In cases where I add material I don’t fully understand, I find the best approach is to go back to the source (which in this case is the book Designing Data-Intensive Applications by Martin Kleppmann). I then refactored the card like this:

  • Side 1: Tail latency amplification (Kleppmann)
  • Side 2: Multiple back-end calls for a single user request increases chance of encountering a tail latency. (Kleppmann)

As you can see, I added a source to clarify where the information came from (Rule 18: Provide source).

I was curious what other cards I have about tail latency, and it turns out there are none! Seems ridiculous to have a card about tail latency amplification, but not have a single one about tail latency which is a more common term. Not having this in my deck probably contributed to interference since I never tested myself on the distinction between the two concepts. So I added:

  • Side 1: Tail latency (Kleppmann)
  • Side 2: High percentile response time. (Kleppmann)
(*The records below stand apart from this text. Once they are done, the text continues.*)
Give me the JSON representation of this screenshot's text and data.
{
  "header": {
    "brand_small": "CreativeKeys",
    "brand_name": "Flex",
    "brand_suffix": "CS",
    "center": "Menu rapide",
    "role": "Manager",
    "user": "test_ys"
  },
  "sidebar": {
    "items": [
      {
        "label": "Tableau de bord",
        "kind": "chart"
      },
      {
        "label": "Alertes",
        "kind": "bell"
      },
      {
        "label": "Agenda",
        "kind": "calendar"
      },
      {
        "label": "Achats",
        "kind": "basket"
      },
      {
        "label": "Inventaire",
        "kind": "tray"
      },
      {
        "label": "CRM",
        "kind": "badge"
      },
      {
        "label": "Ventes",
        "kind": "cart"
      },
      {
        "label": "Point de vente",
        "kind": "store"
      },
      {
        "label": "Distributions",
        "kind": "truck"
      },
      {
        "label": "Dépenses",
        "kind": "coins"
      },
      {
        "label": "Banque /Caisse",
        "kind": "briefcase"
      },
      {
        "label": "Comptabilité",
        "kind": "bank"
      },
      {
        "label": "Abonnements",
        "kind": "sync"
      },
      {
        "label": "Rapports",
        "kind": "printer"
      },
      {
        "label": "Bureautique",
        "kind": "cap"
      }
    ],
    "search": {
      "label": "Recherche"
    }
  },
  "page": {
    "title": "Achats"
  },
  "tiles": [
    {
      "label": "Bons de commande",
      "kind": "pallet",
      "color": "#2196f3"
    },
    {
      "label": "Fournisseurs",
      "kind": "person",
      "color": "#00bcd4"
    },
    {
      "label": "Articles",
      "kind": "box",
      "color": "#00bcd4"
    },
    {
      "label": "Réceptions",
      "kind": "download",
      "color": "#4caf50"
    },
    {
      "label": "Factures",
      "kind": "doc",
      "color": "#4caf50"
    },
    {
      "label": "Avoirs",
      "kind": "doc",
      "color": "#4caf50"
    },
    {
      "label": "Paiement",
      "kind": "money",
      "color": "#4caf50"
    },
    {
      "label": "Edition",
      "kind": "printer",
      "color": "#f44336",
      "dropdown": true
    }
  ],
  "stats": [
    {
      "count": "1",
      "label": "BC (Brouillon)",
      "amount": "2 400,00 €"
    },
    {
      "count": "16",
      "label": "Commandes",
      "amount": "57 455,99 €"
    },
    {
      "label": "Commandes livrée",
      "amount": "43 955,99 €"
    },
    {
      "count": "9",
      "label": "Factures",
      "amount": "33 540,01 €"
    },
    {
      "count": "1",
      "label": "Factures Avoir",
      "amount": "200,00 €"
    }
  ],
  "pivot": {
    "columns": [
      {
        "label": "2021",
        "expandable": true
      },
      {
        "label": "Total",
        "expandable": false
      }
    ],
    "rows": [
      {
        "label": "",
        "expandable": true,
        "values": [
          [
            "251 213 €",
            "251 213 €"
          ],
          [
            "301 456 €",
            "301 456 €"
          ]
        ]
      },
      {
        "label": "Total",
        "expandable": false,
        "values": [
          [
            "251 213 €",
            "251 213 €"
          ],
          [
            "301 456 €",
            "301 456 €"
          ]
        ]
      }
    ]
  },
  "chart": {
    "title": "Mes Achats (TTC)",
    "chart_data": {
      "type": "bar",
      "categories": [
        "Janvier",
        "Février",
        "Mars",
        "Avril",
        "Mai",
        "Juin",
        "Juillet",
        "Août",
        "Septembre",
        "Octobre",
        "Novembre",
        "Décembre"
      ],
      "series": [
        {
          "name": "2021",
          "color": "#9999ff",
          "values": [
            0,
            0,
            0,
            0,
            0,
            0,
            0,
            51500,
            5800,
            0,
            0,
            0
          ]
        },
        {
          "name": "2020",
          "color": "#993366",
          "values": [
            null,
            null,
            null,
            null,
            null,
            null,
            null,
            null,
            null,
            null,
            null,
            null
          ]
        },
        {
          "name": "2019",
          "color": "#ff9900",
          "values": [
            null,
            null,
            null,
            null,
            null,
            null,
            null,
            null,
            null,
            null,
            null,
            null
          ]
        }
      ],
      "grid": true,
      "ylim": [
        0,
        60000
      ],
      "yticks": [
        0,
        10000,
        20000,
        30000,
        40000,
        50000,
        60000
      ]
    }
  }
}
Note that the tail latency amplification card uses tail latency in its response. I’m hoping this will limit confusion between the two and emphasize the distinction (Rule 13: Refer to other memories). I also italicized amplification, to hopefully further avoid interference.

Since I’ve made these changes, I haven’t had any problems with these cards and feel like I have a better grasp on the material. Consider doing the same for the important knowledge in your decks causing you trouble.

Tips From Anki Flashcard Refactoring: Add Enough Knowledge to your Deck and Review your Sources

My flashcard refactoring for today is a reminder of the classic knowledge construction advice: do not add what you do not understand. It is also a reminder of the importance of providing enough related cards in your deck for a piece of knowledge.

Here’s the card I came across that was giving me trouble, related to SQL programming (double-sided):

  • Side 1: Oracle SQL syntax for creating object table
  • Side 2: CREATE TABLE (table name) OF (object type)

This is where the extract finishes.